Dominik Lang at the opening, which is an ending, or viceversa: I will come to finish this after the opening, so that it doesn’t look like an awkwardly limited exhibition project. An exhibition is an unbounded agency and the place has to be observed for a long time before the processes settle down.
Motto Karen Barad: Crucially, agency is a matter of intra-acting; it is an enactment, not something that someone or something has. Agency is doing/being in its intra-activity. It is the enactment of iterative changes to particular practices – iterative reconfigurings of topological manifolds of space-time-matter relations through the dynamics of intra-activity.
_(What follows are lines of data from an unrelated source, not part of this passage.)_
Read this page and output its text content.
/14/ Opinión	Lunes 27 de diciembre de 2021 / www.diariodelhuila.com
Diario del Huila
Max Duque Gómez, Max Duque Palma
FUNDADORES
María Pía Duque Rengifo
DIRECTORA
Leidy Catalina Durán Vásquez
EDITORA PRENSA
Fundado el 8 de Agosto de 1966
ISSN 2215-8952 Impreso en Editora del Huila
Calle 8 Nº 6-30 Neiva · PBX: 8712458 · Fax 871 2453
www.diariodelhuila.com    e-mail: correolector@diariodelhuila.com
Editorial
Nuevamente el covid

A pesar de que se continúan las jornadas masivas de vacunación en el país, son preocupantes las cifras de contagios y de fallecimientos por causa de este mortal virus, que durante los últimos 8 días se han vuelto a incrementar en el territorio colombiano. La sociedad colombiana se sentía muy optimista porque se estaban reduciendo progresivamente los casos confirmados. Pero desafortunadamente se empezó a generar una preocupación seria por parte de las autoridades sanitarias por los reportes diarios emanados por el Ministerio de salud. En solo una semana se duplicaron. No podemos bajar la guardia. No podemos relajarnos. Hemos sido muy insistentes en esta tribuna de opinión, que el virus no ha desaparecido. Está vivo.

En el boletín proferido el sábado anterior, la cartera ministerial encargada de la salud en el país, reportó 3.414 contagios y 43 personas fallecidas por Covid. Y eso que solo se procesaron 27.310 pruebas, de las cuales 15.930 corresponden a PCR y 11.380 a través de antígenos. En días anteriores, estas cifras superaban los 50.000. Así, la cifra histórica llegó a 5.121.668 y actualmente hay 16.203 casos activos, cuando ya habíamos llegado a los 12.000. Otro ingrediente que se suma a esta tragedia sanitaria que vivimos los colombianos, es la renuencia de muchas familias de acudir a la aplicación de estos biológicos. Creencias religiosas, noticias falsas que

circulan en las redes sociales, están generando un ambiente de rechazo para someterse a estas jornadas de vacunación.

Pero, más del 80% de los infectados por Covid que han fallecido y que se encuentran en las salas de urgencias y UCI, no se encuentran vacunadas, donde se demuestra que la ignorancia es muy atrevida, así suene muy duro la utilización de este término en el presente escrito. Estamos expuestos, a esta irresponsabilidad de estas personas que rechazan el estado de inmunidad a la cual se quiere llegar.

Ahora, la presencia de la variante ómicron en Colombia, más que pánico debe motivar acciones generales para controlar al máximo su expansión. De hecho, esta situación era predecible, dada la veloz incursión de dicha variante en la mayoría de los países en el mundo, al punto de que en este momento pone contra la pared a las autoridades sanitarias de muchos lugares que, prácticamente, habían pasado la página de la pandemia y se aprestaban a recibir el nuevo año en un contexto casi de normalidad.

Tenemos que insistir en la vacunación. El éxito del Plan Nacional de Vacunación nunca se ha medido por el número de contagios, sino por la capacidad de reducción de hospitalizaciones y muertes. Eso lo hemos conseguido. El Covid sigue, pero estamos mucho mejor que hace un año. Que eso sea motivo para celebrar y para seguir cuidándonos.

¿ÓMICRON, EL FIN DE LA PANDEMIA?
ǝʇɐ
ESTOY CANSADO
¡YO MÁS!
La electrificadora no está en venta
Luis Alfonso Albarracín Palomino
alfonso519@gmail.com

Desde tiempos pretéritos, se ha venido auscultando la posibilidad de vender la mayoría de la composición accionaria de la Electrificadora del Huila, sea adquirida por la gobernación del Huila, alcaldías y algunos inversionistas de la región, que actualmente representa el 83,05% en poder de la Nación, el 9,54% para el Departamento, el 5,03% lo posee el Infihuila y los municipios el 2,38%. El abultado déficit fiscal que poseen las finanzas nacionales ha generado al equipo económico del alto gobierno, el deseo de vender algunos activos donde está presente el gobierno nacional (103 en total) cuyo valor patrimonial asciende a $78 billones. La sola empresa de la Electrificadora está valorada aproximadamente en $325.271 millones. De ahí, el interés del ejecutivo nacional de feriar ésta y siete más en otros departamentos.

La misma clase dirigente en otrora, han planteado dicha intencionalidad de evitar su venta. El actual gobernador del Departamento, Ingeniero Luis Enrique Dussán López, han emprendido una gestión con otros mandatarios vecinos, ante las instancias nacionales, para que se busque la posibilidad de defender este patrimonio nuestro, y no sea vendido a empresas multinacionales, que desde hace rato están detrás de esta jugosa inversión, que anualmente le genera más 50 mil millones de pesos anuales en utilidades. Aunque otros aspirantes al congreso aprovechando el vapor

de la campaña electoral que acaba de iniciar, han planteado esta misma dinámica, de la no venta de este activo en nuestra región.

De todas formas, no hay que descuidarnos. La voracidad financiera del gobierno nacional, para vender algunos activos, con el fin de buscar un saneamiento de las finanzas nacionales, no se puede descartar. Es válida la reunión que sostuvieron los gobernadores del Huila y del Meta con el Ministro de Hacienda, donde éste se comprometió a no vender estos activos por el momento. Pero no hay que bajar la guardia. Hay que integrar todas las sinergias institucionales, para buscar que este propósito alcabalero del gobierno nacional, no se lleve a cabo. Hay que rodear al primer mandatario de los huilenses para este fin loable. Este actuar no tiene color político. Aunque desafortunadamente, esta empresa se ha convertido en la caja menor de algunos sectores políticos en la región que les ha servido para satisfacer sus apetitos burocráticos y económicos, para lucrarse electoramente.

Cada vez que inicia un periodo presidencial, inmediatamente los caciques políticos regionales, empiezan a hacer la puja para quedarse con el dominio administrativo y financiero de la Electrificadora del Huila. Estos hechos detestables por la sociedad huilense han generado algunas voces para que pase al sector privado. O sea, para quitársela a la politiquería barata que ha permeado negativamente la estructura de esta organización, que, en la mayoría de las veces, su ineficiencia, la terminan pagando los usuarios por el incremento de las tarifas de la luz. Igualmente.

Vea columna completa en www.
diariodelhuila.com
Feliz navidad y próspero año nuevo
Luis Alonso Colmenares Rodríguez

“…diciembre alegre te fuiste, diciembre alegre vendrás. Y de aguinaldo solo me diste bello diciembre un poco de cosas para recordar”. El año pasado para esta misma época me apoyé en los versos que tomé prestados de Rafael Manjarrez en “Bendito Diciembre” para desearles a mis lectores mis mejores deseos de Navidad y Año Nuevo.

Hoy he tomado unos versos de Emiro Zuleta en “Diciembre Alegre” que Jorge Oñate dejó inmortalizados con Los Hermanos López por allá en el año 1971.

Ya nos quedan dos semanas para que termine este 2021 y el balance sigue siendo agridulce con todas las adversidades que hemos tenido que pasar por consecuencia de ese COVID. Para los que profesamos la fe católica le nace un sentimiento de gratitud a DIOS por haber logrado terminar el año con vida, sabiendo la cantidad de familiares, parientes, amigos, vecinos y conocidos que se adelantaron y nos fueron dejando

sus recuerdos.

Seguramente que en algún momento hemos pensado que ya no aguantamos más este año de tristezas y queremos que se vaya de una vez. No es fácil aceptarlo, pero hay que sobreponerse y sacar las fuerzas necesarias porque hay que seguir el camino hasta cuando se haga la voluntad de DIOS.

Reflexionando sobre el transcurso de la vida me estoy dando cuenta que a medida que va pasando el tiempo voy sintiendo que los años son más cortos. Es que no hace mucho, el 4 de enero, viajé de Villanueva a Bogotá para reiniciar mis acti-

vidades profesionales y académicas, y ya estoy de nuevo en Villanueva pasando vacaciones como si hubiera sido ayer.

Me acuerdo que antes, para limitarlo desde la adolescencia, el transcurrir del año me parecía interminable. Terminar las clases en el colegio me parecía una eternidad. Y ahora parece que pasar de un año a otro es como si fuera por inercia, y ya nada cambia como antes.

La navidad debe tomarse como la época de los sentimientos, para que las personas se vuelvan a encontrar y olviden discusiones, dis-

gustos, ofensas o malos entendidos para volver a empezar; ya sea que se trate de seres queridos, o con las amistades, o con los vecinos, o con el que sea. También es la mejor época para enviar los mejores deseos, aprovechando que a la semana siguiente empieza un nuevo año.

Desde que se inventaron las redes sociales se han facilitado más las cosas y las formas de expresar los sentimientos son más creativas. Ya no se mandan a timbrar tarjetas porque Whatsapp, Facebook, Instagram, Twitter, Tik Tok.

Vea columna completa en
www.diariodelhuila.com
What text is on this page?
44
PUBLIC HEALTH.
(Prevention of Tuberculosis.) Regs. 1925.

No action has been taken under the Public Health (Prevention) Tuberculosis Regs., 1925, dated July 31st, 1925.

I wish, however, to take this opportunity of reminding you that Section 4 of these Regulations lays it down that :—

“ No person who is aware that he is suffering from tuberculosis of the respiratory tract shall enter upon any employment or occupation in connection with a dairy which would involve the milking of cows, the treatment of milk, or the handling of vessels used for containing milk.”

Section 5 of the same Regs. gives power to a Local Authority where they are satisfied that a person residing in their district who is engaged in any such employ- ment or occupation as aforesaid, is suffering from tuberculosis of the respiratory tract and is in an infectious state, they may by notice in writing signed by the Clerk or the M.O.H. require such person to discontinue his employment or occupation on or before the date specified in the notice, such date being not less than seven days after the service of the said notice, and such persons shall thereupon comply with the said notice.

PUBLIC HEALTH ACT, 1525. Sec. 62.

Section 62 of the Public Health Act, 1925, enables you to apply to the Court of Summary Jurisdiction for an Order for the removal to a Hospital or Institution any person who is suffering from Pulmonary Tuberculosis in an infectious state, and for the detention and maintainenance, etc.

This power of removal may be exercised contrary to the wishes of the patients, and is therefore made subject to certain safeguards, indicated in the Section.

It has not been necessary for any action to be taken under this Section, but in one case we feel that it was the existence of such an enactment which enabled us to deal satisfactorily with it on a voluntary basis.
Agency is about changing possibilities, of change entailed in reconfiguring material-discursive apparatuses of bodily production, including the boundary articulations and exclusions that are marked by those practices in the enactment of a causal structure. Particular possibilities for (intra-)acting exist at every moment, and these changing possibilities entail an ethical obligation to intra-act responsibly in the world’s becoming, to contest and rework what matters and what is excluded from mattering.
Anička: Daddy, tie your shoelaces and let’s run down the hill.